War der Zusammenhang zwischen Privatinsolvenz und Einkommen noch relativ leicht erklärt, gilt das heute nicht mehr. Zwar müssen auch immer noch viele Menschen dann Privatinsolvenz anmelden, wenn sie mit ihrem Unternehmen gescheitert sind oder in die Arbeitslosigkeit abgerutscht sind, immer häufiger spielt aber auch der Konsum einer Rolle. Von Überschuldung sind entsprechend längst nicht mehr nur Verbraucher mit einem niedrigen Einkommen betroffen, sondern auch solche, die gut verdienen. Das Problem nur: Sie geben ihr Geld mit vollen Händen aus und stehen so oft trotz des hohen Einkommens am Grund. Dennoch rutscht diese Gruppe eher selten in die Privatinsolvenz ab, denn mit einem hohen Einkommen kann man sich durch ein Onlinekonto ohne Schufa und eine Schuldnerberatung finanziell perfekt sanieren.

Privatinsolvenz ist oft nicht mehr nötig

So kommt es, dass die Privatinsolvenz zum Schuldenabbau immer mehr ein Auslaufmodell wird.

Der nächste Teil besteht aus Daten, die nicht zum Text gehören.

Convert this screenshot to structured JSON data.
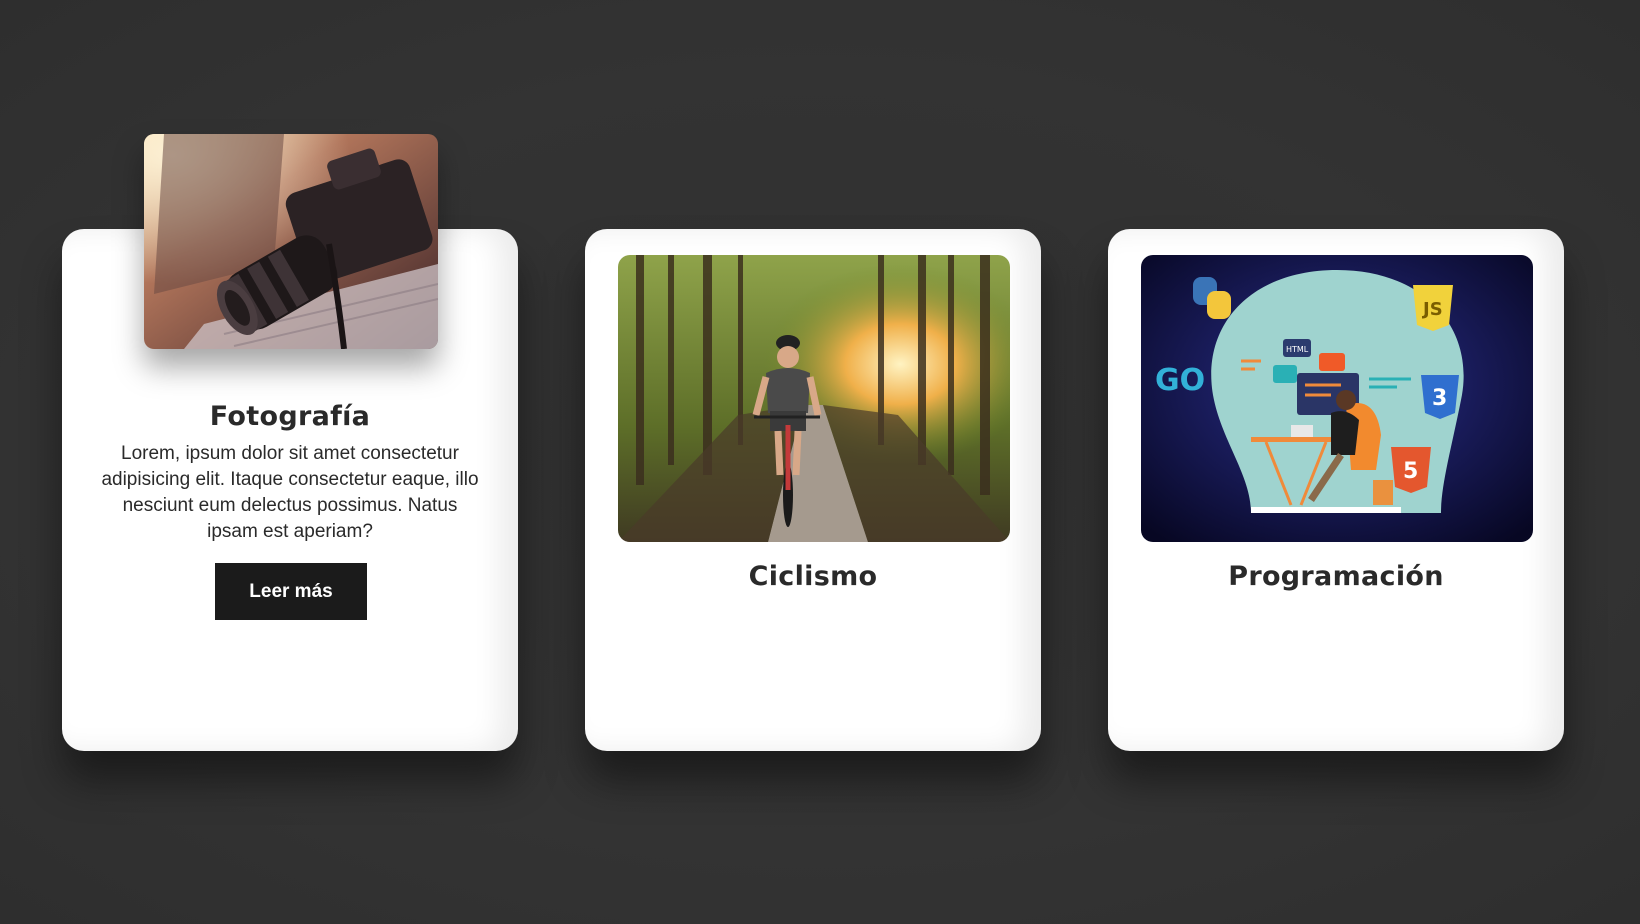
{
  "cards": [
    {
      "title": "Fotografía",
      "description": "Lorem, ipsum dolor sit amet consectetur adipisicing elit. Itaque consectetur eaque, illo nesciunt eum delectus possimus. Natus ipsam est aperiam?",
      "button_label": "Leer más",
      "image": "camera-on-laptop-photo",
      "expanded": true
    },
    {
      "title": "Ciclismo",
      "image": "cyclist-forest-road-photo",
      "expanded": false
    },
    {
      "title": "Programación",
      "image": "programming-illustration",
      "expanded": false,
      "image_labels": {
        "go": "GO",
        "html": "HTML",
        "js": "JS",
        "css": "3",
        "html5": "5"
      }
    }
  ],
  "colors": {
    "background": "#333333",
    "card": "#ffffff",
    "button": "#1b1b1b",
    "text": "#2a2a2a"
  }
}
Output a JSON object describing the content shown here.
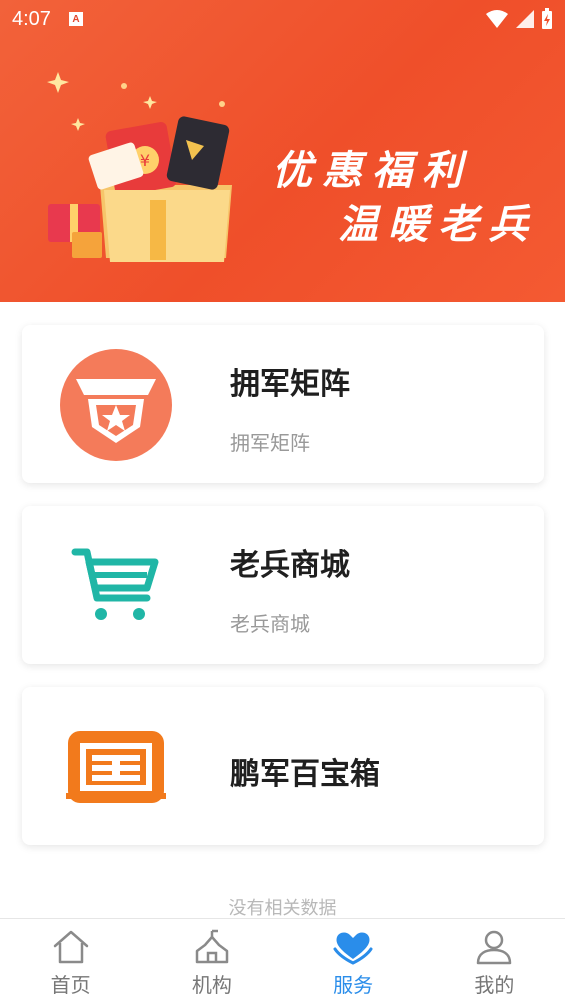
{
  "status_bar": {
    "time": "4:07",
    "notification_badge": "A"
  },
  "banner": {
    "line1": "优惠福利",
    "line2": "温暖老兵"
  },
  "services": [
    {
      "title": "拥军矩阵",
      "subtitle": "拥军矩阵",
      "icon": "shield-star-icon",
      "color": "#f47b5a"
    },
    {
      "title": "老兵商城",
      "subtitle": "老兵商城",
      "icon": "shopping-cart-icon",
      "color": "#20b6a6"
    },
    {
      "title": "鹏军百宝箱",
      "subtitle": "",
      "icon": "treasure-box-icon",
      "color": "#f27a1c"
    }
  ],
  "empty_message": "没有相关数据",
  "tabbar": {
    "items": [
      {
        "label": "首页",
        "icon": "home-icon"
      },
      {
        "label": "机构",
        "icon": "building-icon"
      },
      {
        "label": "服务",
        "icon": "heart-hands-icon"
      },
      {
        "label": "我的",
        "icon": "user-icon"
      }
    ],
    "active_index": 2,
    "active_color": "#2a8dea"
  }
}
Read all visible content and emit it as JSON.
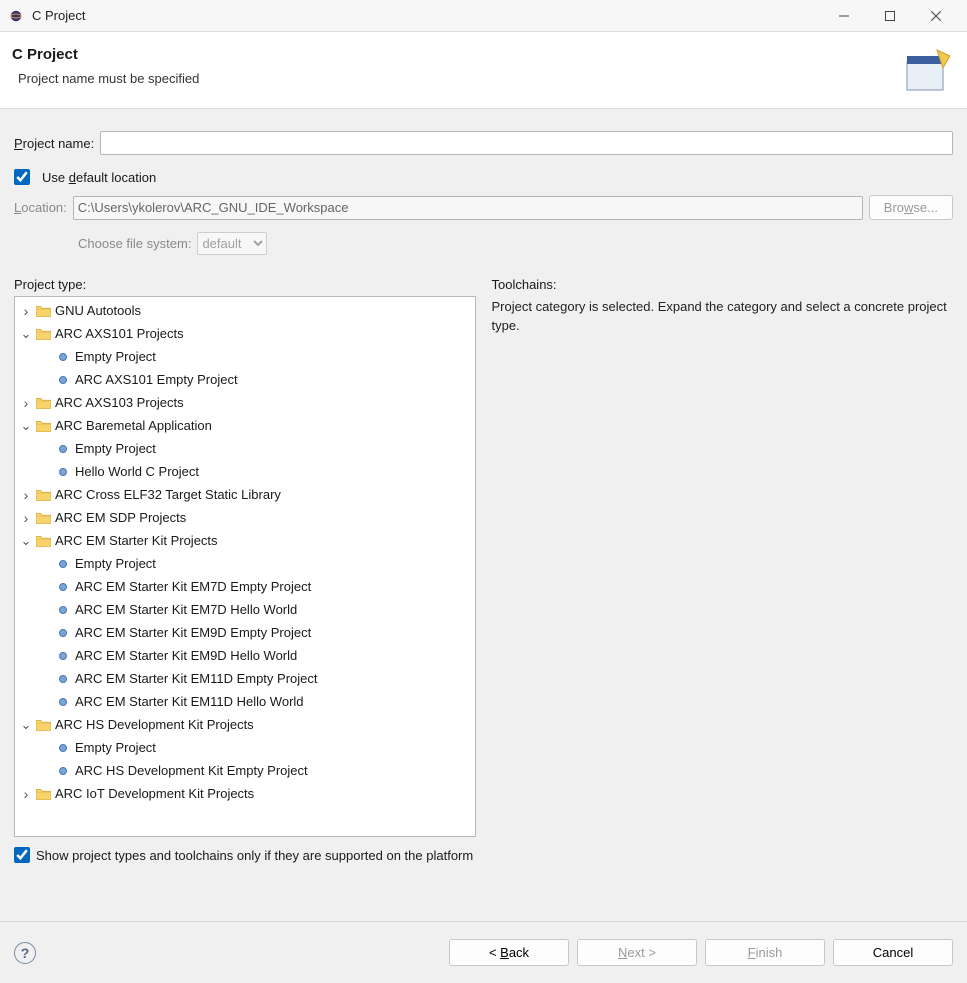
{
  "titlebar": {
    "title": "C Project"
  },
  "header": {
    "title": "C Project",
    "subtitle": "Project name must be specified"
  },
  "form": {
    "projectName": {
      "underline": "P",
      "rest": "roject name:",
      "value": ""
    },
    "useDefault": {
      "pre": "Use ",
      "underline": "d",
      "post": "efault location"
    },
    "location": {
      "underline": "L",
      "rest": "ocation:",
      "value": "C:\\Users\\ykolerov\\ARC_GNU_IDE_Workspace"
    },
    "browse": {
      "pre": "Bro",
      "underline": "w",
      "post": "se..."
    },
    "fileSystem": {
      "label": "Choose file system:",
      "value": "default"
    }
  },
  "tree": {
    "label": "Project type:",
    "nodes": [
      {
        "depth": 0,
        "kind": "folder",
        "expanded": false,
        "label": "GNU Autotools"
      },
      {
        "depth": 0,
        "kind": "folder",
        "expanded": true,
        "label": "ARC AXS101 Projects"
      },
      {
        "depth": 1,
        "kind": "project",
        "label": "Empty Project"
      },
      {
        "depth": 1,
        "kind": "project",
        "label": "ARC AXS101 Empty Project"
      },
      {
        "depth": 0,
        "kind": "folder",
        "expanded": false,
        "label": "ARC AXS103 Projects"
      },
      {
        "depth": 0,
        "kind": "folder",
        "expanded": true,
        "label": "ARC Baremetal Application"
      },
      {
        "depth": 1,
        "kind": "project",
        "label": "Empty Project"
      },
      {
        "depth": 1,
        "kind": "project",
        "label": "Hello World C Project"
      },
      {
        "depth": 0,
        "kind": "folder",
        "expanded": false,
        "label": "ARC Cross ELF32 Target Static Library"
      },
      {
        "depth": 0,
        "kind": "folder",
        "expanded": false,
        "label": "ARC EM SDP Projects"
      },
      {
        "depth": 0,
        "kind": "folder",
        "expanded": true,
        "label": "ARC EM Starter Kit Projects"
      },
      {
        "depth": 1,
        "kind": "project",
        "label": "Empty Project"
      },
      {
        "depth": 1,
        "kind": "project",
        "label": "ARC EM Starter Kit EM7D Empty Project"
      },
      {
        "depth": 1,
        "kind": "project",
        "label": "ARC EM Starter Kit EM7D Hello World"
      },
      {
        "depth": 1,
        "kind": "project",
        "label": "ARC EM Starter Kit EM9D Empty Project"
      },
      {
        "depth": 1,
        "kind": "project",
        "label": "ARC EM Starter Kit EM9D Hello World"
      },
      {
        "depth": 1,
        "kind": "project",
        "label": "ARC EM Starter Kit EM11D Empty Project"
      },
      {
        "depth": 1,
        "kind": "project",
        "label": "ARC EM Starter Kit EM11D Hello World"
      },
      {
        "depth": 0,
        "kind": "folder",
        "expanded": true,
        "label": "ARC HS Development Kit Projects"
      },
      {
        "depth": 1,
        "kind": "project",
        "label": "Empty Project"
      },
      {
        "depth": 1,
        "kind": "project",
        "label": "ARC HS Development Kit Empty Project"
      },
      {
        "depth": 0,
        "kind": "folder",
        "expanded": false,
        "label": "ARC IoT Development Kit Projects"
      }
    ]
  },
  "toolchains": {
    "label": "Toolchains:",
    "message": "Project category is selected. Expand the category and select a concrete project type."
  },
  "filter": {
    "label": "Show project types and toolchains only if they are supported on the platform"
  },
  "buttons": {
    "back": {
      "pre": "< ",
      "underline": "B",
      "post": "ack"
    },
    "next": {
      "underline": "N",
      "post": "ext >"
    },
    "finish": {
      "underline": "F",
      "post": "inish"
    },
    "cancel": "Cancel"
  }
}
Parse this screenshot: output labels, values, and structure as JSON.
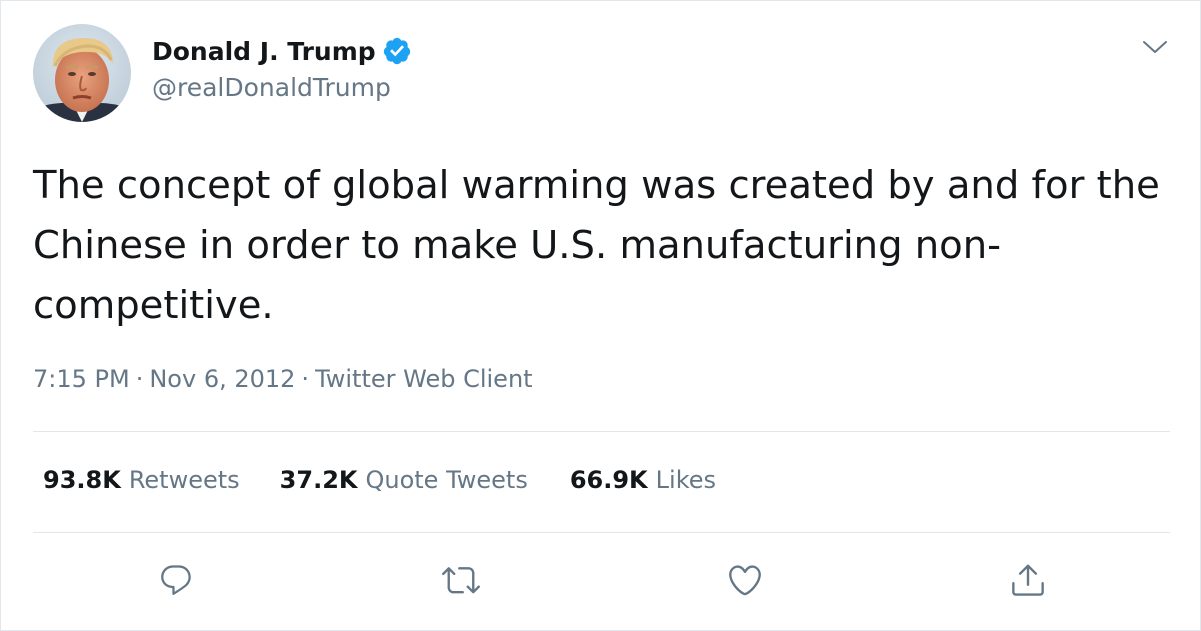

Die scharfen Einschnitte und die persönlichen Folgen einer Privatinsolvenz sind oft hart. Da erscheint eine Kombination aus Schuldnerberatung und Online-Konto ohne Schufa deutlich angenehmer. Wenig überraschend nutzen immer mehr Verbraucher diese Kombination, um die Überschuldung wieder in den Griff zu bekommen. Die Privatinsolvenz dagegen wird immer unbeliebter – und das, obwohl das System sogar zu Gunsten von Verbrauchern revolutioniert wurde. Auch in Zukunft wird die Zahl der Insolvenzen entsprechend fallen. Ob das auch für die Zahl der Überschuldeten gilt, steht derzeit allerdings noch in den Sternen.